Is it good or bad practice to use AWS Lambda for classic (sync responses) API Rest?
Like most things, I think you should measure before deciding. A lot of AWS customers use Lambda as the back-end for their webapps quite successfully.
There's a lot of discussion out there on Lambda latency, for example:
2017-04 comparing Lambda performance using Node.js, Java, C# or Python
2018-03 Lambda call latency
2019-09 improved VPC networking for AWS Lambda
2019-10 you're thinking about cold starts all wrong
In December 2019, AWS Lambda introduced Provisioned Concurrency, which improves things. See:
2019-12 AWS Lambda announces Provisioned Concurrency
2020-09 AWS Lambda Cold Starts: Solving the Problem
You should measure latency for an environment that's representative of your app and its use.
A few things that are important factors related to request latency:
cold starts => higher latency
request patterns are important factors in cold starts
if you need to deploy in VPC (attachment of ENI => higher cold start latency)
using CloudFront --> API Gateway --> Lambda (more layers => higher latency)
choice of programming language (Java likely highest cold-start latency, Go lowest)
size of Lambda environment (more RAM => more CPU => faster)
Lambda account and concurrency limits
pre-warming strategy
Update 2019-12: see Predictable start-up times with Provisioned Concurrency.
Update 2021-08: see Increasing performance of Java AWS Lambda functions using tiered compilation.
As an AWS Lambda + API Gateway user (with Serverless Framework) I had to deal with this too.
The problem I faced:
Few requests per day per lambda (not enough to keep lambdas warm)
Time critical application (the user is on the phone, waiting for text-to-speech to answer)
How I worked around that:
The idea was to find a way to call the critical lambdas often enough that they don't get cold.

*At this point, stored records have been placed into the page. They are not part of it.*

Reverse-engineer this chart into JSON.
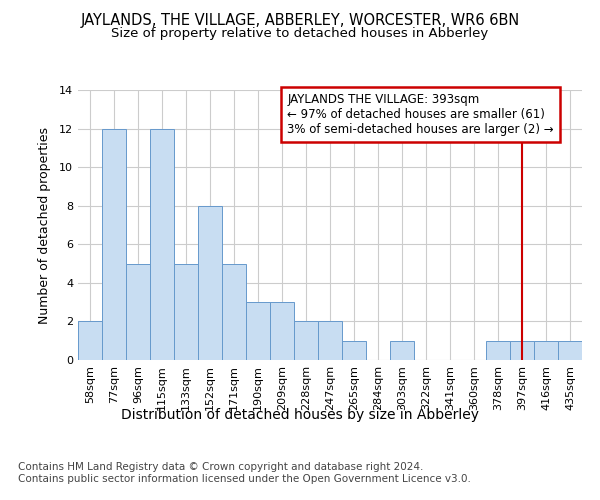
{
  "title": "JAYLANDS, THE VILLAGE, ABBERLEY, WORCESTER, WR6 6BN",
  "subtitle": "Size of property relative to detached houses in Abberley",
  "xlabel_bottom": "Distribution of detached houses by size in Abberley",
  "ylabel": "Number of detached properties",
  "categories": [
    "58sqm",
    "77sqm",
    "96sqm",
    "115sqm",
    "133sqm",
    "152sqm",
    "171sqm",
    "190sqm",
    "209sqm",
    "228sqm",
    "247sqm",
    "265sqm",
    "284sqm",
    "303sqm",
    "322sqm",
    "341sqm",
    "360sqm",
    "378sqm",
    "397sqm",
    "416sqm",
    "435sqm"
  ],
  "values": [
    2,
    12,
    5,
    12,
    5,
    8,
    5,
    3,
    3,
    2,
    2,
    1,
    0,
    1,
    0,
    0,
    0,
    1,
    1,
    1,
    1
  ],
  "bar_color": "#c8ddf2",
  "bar_edge_color": "#6699cc",
  "highlight_index": 18,
  "highlight_line_color": "#cc0000",
  "ylim": [
    0,
    14
  ],
  "yticks": [
    0,
    2,
    4,
    6,
    8,
    10,
    12,
    14
  ],
  "annotation_line1": "JAYLANDS THE VILLAGE: 393sqm",
  "annotation_line2": "← 97% of detached houses are smaller (61)",
  "annotation_line3": "3% of semi-detached houses are larger (2) →",
  "annotation_box_color": "#cc0000",
  "footer": "Contains HM Land Registry data © Crown copyright and database right 2024.\nContains public sector information licensed under the Open Government Licence v3.0.",
  "background_color": "#ffffff",
  "grid_color": "#cccccc",
  "title_fontsize": 10.5,
  "subtitle_fontsize": 9.5,
  "ylabel_fontsize": 9,
  "xlabel_fontsize": 10,
  "tick_fontsize": 8,
  "annotation_fontsize": 8.5,
  "footer_fontsize": 7.5
}
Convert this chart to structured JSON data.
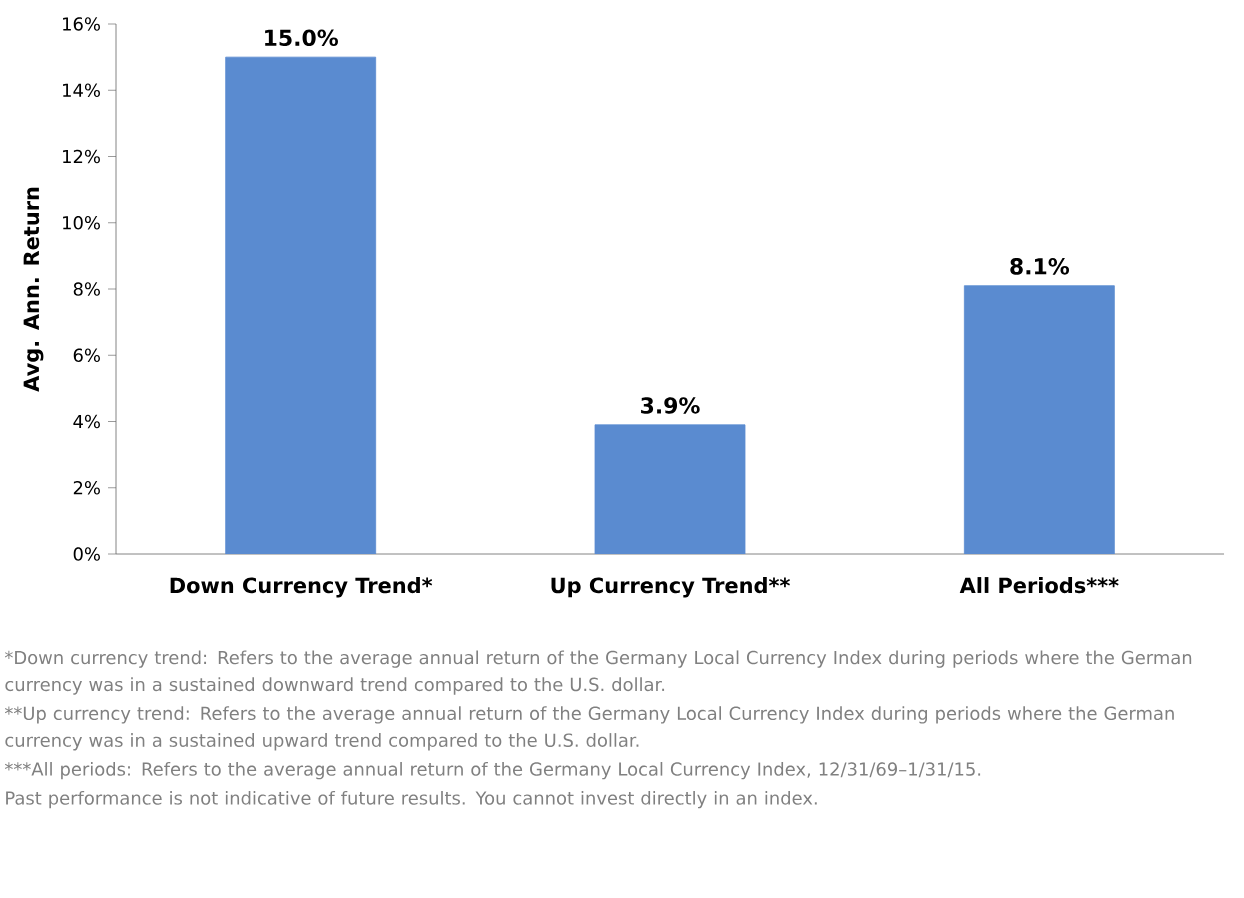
{
  "chart_data": {
    "type": "bar",
    "categories": [
      "Down Currency Trend*",
      "Up Currency Trend**",
      "All Periods***"
    ],
    "values": [
      15.0,
      3.9,
      8.1
    ],
    "value_labels": [
      "15.0%",
      "3.9%",
      "8.1%"
    ],
    "color": "#5a8bd0",
    "ylabel": "Avg. Ann. Return",
    "ylim": [
      0,
      16
    ],
    "yticks": [
      {
        "value": 0,
        "label": "0%"
      },
      {
        "value": 2,
        "label": "2%"
      },
      {
        "value": 4,
        "label": "4%"
      },
      {
        "value": 6,
        "label": "6%"
      },
      {
        "value": 8,
        "label": "8%"
      },
      {
        "value": 10,
        "label": "10%"
      },
      {
        "value": 12,
        "label": "12%"
      },
      {
        "value": 14,
        "label": "14%"
      },
      {
        "value": 16,
        "label": "16%"
      }
    ],
    "grid": false,
    "annotations": [
      "*Down currency trend: Refers to the average annual return of the Germany Local Currency Index during periods where the German currency was in a sustained downward trend compared to the U.S. dollar.",
      "**Up currency trend: Refers to the average annual return of the Germany Local Currency Index during periods where the German currency was in a sustained upward trend compared to the U.S. dollar.",
      "***All periods: Refers to the average annual return of the Germany Local Currency Index, 12/31/69–1/31/15.",
      "Past performance is not indicative of future results. You cannot invest directly in an index."
    ]
  }
}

If you use the Serverless Framework, you can use the serverless-plugin-warmup plugin that does exactly that.
If not, you can copy it's behavior by creating a worker that will invoke the lambdas every few minutes to keep them warm. To do this, create a lambda that will invoke your other lambdas and schedule CloudWatch to trigger it every 5 minutes or so. Make sure to call your to-keep-warm lambdas with a custom event.source so you can exit them early without running any actual business code by putting the following code at the very beginning of the function:
if (event.source === 'just-keeping-warm) {
console.log('WarmUP - Lambda is warm!');
return callback(null, 'Lambda is warm!');
}
Depending on the number of lamdas you have to keep warm, this can be a lot of "warming" calls. AWS offers 1.000.000 free lambda calls every month though.
We have used AWS Lambda quite successfully with reasonable and acceptable response times. (REST/JSON based API + AWS Lambda + Dynamo DB Access).
The latency that we measured always had the least amount of time spent in invoking functions and large amount of time in application logic.
There are warm up techniques as mentioned in the above posts.